White House Principal Deputy Press Secretary
- Incumbent
- Assumed office February 2026
- President: Donald Trump
- Preceded by: Harrison Fields

Personal details
- Born: 1996 (age 29–30)
- Party: Republican
- Education: Auburn University (BA) George Washington University (MA)

= Anna Kelly (spokesperson) =

American spokesperson (born 1996)

Anna Kelly (born 1996) is an American spokesperson who has served as the White House principal deputy press secretary since February 2026.

==Early life and education==
Anna Kelly was born in 1996. Kelly graduated from Auburn University with a bachelor's degree in political science in 2017 and later earned a master's in political management from George Washington University. Kelly applied as a White House intern in the first Trump administration in her senior year. She won the Miss State Fair of Virginia in 2019.

==Career==
===Spokesperson work (2020–2024)===
By May 2020, Kelly had become a spokesperson for Donald Trump's 2020 presidential campaign in Wisconsin. Following the election, she was the communications director of the Republican Party of Wisconsin from January 2021 to August 2022. By October 2022, she had become a spokesperson for Tim Michels, the Republican candidate in that year's Wisconsin gubernatorial election; by July 2023, a spokesperson for Wisconsin representative Derrick Van Orden; and by January 2024 was national press secretary for the Republican National Committee. After Trump won the 2024 presidential election, Kelly became a spokesperson for his presidential transition.

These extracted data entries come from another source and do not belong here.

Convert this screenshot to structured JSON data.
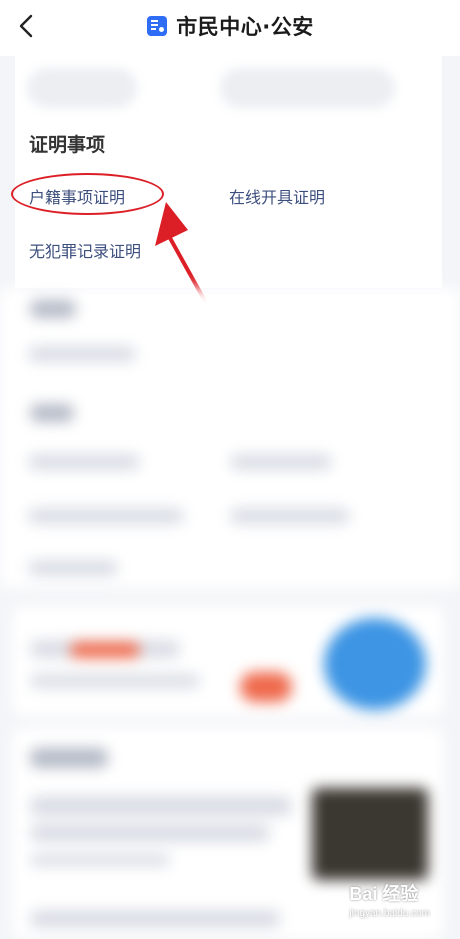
{
  "nav": {
    "title": "市民中心·公安",
    "back_icon": "chevron-left-icon",
    "title_icon": "id-card-icon",
    "icon_color": "#2f6df6"
  },
  "certificates": {
    "section_title": "证明事项",
    "items": [
      {
        "label": "户籍事项证明"
      },
      {
        "label": "在线开具证明"
      },
      {
        "label": "无犯罪记录证明"
      }
    ]
  },
  "annotation": {
    "color": "#dc1f26",
    "target": "户籍事项证明"
  },
  "watermark": {
    "logo": "Bai 经验",
    "sub": "jingyan.baidu.com"
  }
}
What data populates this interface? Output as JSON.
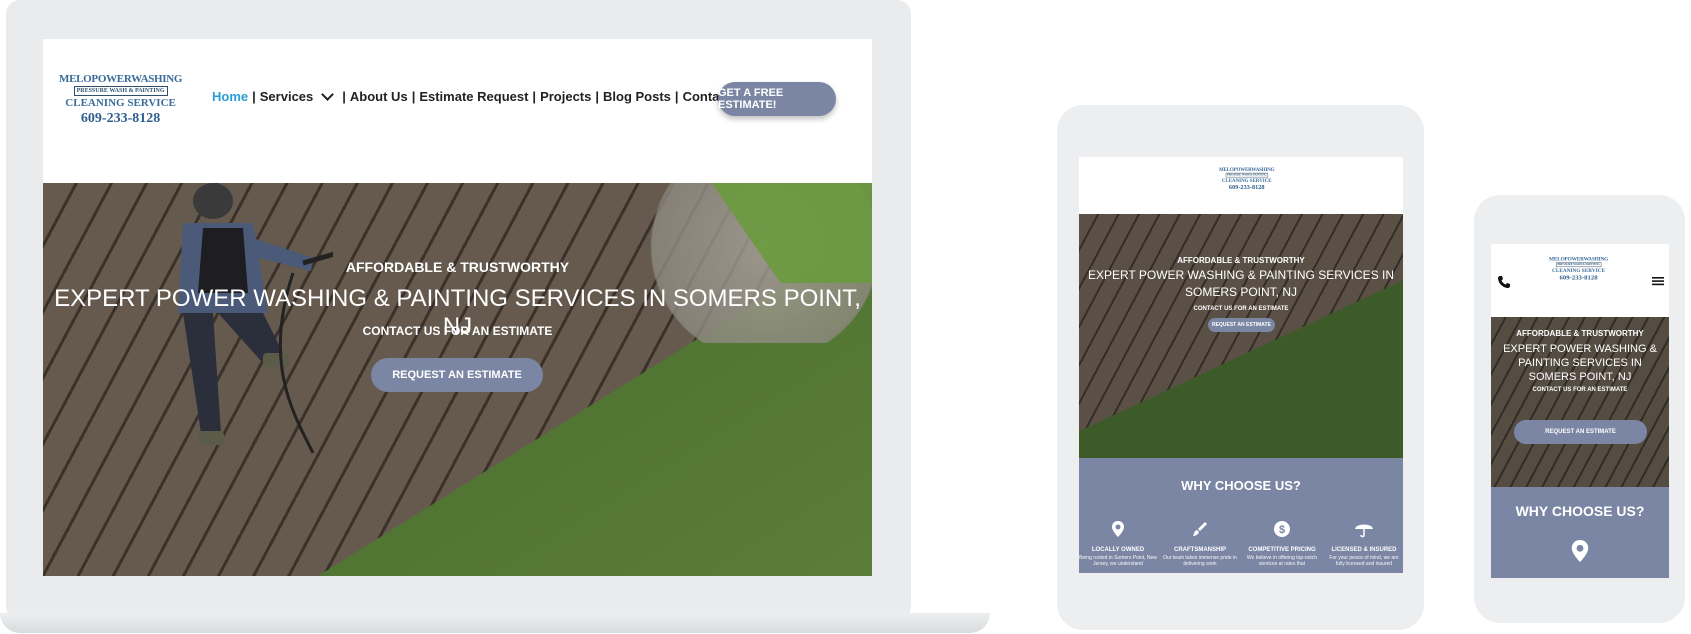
{
  "logo": {
    "line1": "MELOPOWERWASHING",
    "line2": "PRESSURE WASH & PAINTING",
    "line3": "CLEANING SERVICE",
    "phone": "609-233-8128"
  },
  "nav": {
    "items": [
      "Home",
      "Services",
      "About Us",
      "Estimate Request",
      "Projects",
      "Blog Posts",
      "Contact Us"
    ],
    "separator": "|"
  },
  "header_cta": "GET A FREE ESTIMATE!",
  "hero": {
    "eyebrow": "AFFORDABLE & TRUSTWORTHY",
    "headline": "EXPERT POWER WASHING & PAINTING SERVICES IN SOMERS POINT, NJ",
    "subhead": "CONTACT US FOR AN ESTIMATE",
    "button": "REQUEST AN ESTIMATE"
  },
  "why": {
    "title": "WHY CHOOSE US?",
    "features": [
      {
        "icon": "location-pin-icon",
        "title": "LOCALLY OWNED",
        "desc": "Being rooted in Somers Point, New Jersey, we understand"
      },
      {
        "icon": "paintbrush-icon",
        "title": "CRAFTSMANSHIP",
        "desc": "Our team takes immense pride in delivering work"
      },
      {
        "icon": "dollar-icon",
        "title": "COMPETITIVE PRICING",
        "desc": "We believe in offering top-notch services at rates that"
      },
      {
        "icon": "umbrella-icon",
        "title": "LICENSED & INSURED",
        "desc": "For your peace of mind, we are fully licensed and insured"
      }
    ]
  },
  "colors": {
    "accent": "#7a86a3",
    "nav_active": "#2a9fd6",
    "logo_blue": "#3a6b99"
  }
}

===White House Office of the Press Secretary (2025–present)===
On January 25, 2025, Trump named Kelly as a White House deputy press secretary. By February 2026, she had become the White House principal deputy press secretary. Kelly was one of several women who accompanied Trump on his visit to China in May. After Karoline Leavitt, the White House press secretary, announced that she would resign in August, Kelly was considered a possible candidate to succeed her. (Note: Attributed to multiple references:) According to Politico, Kelly had been suggested as a candidate internally.